Si Elon Musk a raison, alors il a tort
Du bout du lac
AbonnéCHRONIQUE. Qu’attendre de Neuralink, le dernier projet du mégalomane Musk? Notre chroniqueur Alexis Favre a sa petite idée, copernicienne

Elon Musk est un génie. Un génie du Bien, un génie du Mal? Vous avez certainement déjà forgé votre conviction, et ce n’est pas forcément la question la plus déterminante. Elle finira de toute façon par trouver une réponse.
Après avoir électrifié la mobilité individuelle («hydrogen is stupid»), offert un service de navette pour l’espace, déployé des constellations de satellites et racheté Twitter, le milliardaire s’apprête, entre autres choses, à implanter les humains. C’est-à-dire nous, je crois. Pour les étoiles, il y a Starlink, pour les neurones, il y aura Neuralink. Une petite puce sur laquelle sont désormais priées de plancher les autorités sanitaires, avant d’autoriser Elon Musk à doper électroniquement l’espèce.

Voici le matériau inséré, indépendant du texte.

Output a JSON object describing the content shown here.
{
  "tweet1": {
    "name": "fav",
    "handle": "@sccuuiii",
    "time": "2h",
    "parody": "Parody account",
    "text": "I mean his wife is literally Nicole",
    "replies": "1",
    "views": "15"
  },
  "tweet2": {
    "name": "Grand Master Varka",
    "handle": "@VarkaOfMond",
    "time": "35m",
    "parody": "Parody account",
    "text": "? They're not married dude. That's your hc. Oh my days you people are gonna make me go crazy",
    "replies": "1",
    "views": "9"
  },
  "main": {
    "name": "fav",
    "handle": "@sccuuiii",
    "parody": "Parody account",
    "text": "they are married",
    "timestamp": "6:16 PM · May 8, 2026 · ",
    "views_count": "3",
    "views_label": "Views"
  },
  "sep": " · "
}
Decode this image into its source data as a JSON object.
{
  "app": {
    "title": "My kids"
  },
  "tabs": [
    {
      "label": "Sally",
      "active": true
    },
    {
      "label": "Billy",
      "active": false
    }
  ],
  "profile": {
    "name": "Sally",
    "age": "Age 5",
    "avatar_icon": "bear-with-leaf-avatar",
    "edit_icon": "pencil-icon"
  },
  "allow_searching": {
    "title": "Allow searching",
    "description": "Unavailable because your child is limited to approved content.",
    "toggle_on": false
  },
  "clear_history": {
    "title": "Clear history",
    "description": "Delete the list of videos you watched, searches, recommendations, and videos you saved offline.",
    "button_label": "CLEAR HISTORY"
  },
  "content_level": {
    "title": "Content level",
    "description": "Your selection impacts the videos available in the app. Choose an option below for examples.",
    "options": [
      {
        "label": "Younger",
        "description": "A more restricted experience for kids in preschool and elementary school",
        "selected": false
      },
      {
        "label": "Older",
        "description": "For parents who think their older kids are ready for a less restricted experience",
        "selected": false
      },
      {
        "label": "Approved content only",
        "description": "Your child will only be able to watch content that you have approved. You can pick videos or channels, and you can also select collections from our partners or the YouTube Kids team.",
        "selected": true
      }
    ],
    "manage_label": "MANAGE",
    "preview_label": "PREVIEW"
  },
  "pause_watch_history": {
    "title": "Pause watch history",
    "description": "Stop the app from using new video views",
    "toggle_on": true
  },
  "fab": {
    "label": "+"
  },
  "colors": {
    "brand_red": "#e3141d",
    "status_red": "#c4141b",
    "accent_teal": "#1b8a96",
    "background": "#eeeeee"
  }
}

We are now confident that the Neuralink device is ready for humans, so timing is a function of working through the FDA approval process
— Elon Musk (@elonmusk) 1 décembre 2022
L’idée de Neuralink est toute bête: réparer ceux qui ont besoin de l’être en leur permettant de contrôler leur environnement par la pensée, et améliorer tout le monde, pour nous permettre de lutter à armes égales contre l’intelligence artificielle et ses promesses exponentielles.
L’homme augmenté de Musk, dûment «neuralinké», aura donc physiquement intégré de la technologie pour s’adapter au progrès technologique. Je n’ai pas besoin de vous dire que le projet mérite qu’on s’y intéresse et pose quelques questions d’ordre relativement existentiel.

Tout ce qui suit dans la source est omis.